На первый взгляд вопрос кощунственный. Известно, что наша героиня не отдавалась праздным развлечениям, а осматривала фабрики, заводы, парки, верфи и даже пыталась проникнуть на военные объекты, куда ее, впрочем, не пускали. Екатерине Романовне все нужно было потрогать собственными руками и узнать, как, из каких материалов, на какие средства создано то или иное сооружение. И вот здесь княгиня более всего напоминала слепого, который ощупывает лицо незнакомца, не удовлетворившись беседой с ним.

Наша героиня ощупывала лицо Европы. Многие ее замечания интересны уже потому, что не пришли бы в голову зрячему. При этом другие, очевидные, вещи ускользнули от Дашковой. Так, проезжая через Пруссию, она обратила внимание на высокое качество земли и на заботы короля о подданных. В это же время российские чиновники предлагали Екатерине II открыть границу в Риге, чтобы обнищавшие в результате финансовых махинаций казны пруссаки перебегали на нашу сторону. «В его государстве царствует скорее отчаяние, нежели бедность, – рассуждал о Фридрихе II Герман фон Даль, советник таможенной палаты, которого императрица пригласила для консультаций по вопросам торговли. – Так что если бы он не преследовал строго эмиграции, то нет сомнения, что каждый месяц, по крайней мере, сто семейств выходили бы искать счастья в спокойной, кротко управляемой России» {679}. Непривычная картина. Но она же в екатерининское время наблюдалась и у других соседей, например, в Швеции, на каждых переговорах поднимавшей вопрос о возврате «беглых».

Во Франции княгине не нравилось решительно все, и она, судя по замечаниям Дидро, говорила об этом резко и уверенно. А в парижском обществе смеялись над тем, как мало путешественница знала тамошний тон {680}. Едва ли за 17 дней Дашковой удалось бы его изучить. Дидро приходилось пояснять русской приятельнице «то, что глаз ее не мог понять: законы, обычаи, правление, финансы, политику». При этом она, конечно, не могла проникнуться внутренней жизнью чужой страны, почувствовать, как напряжены социальные струны в последние десятилетия перед революцией. Вскоре после отъезда Дашковой из Франции король Людовик XV распустил Парижский парламент. Друг-философ написал вдогонку княгине горячее, полное дурных предчувствий письмо.

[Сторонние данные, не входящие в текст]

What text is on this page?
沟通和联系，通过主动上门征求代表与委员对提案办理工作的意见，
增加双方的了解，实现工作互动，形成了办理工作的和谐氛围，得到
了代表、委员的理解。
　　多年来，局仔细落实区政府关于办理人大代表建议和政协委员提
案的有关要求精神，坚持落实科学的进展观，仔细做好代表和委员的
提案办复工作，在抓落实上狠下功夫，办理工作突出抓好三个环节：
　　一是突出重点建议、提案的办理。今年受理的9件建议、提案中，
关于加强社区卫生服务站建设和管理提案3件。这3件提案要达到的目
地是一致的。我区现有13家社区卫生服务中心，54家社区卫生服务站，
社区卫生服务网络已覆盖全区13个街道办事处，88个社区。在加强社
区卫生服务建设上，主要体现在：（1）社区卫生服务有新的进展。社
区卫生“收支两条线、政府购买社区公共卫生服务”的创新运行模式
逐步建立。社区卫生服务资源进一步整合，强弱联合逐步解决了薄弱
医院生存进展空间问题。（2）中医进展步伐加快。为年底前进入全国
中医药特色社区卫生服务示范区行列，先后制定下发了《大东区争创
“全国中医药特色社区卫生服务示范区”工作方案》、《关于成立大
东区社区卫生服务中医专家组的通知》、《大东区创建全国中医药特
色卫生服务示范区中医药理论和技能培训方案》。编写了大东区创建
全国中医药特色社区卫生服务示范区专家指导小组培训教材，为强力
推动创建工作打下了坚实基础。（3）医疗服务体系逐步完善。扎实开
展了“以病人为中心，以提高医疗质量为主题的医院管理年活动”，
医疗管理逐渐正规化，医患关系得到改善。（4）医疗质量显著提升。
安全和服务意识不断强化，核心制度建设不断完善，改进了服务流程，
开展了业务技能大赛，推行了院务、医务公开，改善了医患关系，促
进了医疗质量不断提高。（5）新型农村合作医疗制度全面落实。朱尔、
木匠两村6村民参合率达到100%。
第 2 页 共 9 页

«Умы волнуются, и волнение распространяется; принципы свободы и независимости, прежде доступные только немногим мыслящим головам, теперь переходят в массу и открыто исповедуются. У каждого века есть свой отличительный дух. Дух нашего времени – дух свободы… Это наше настоящее положение, и кто знает, к чему оно поведет? Привилегии различных сословий, сдерживающие монархию от перерождения в деспотизм, пали… Гораздо легче образованному народу отступить опять в варварство, чем варварам сделать шаг к цивилизации» {681}.

Только в конце века, когда на улицах Парижа застучали ножи гильотин, Дашкова поняла смысл предсказаний Дидро и восхитилась его прозорливостью. «Все письмо представляло собой пророчество последующих событий во Франции; не революции, а конвульсивных движений, представлявших из себя целый ряд революций и расшатывавших страну» {682}. Едва ли следует ставить Екатерине Романовне в вину тот факт, что во Франции 1770-х годов она сама, без помощи Дидро, не заметила Франции 1790-х {683}. А могла? За две недели? Из окна кареты?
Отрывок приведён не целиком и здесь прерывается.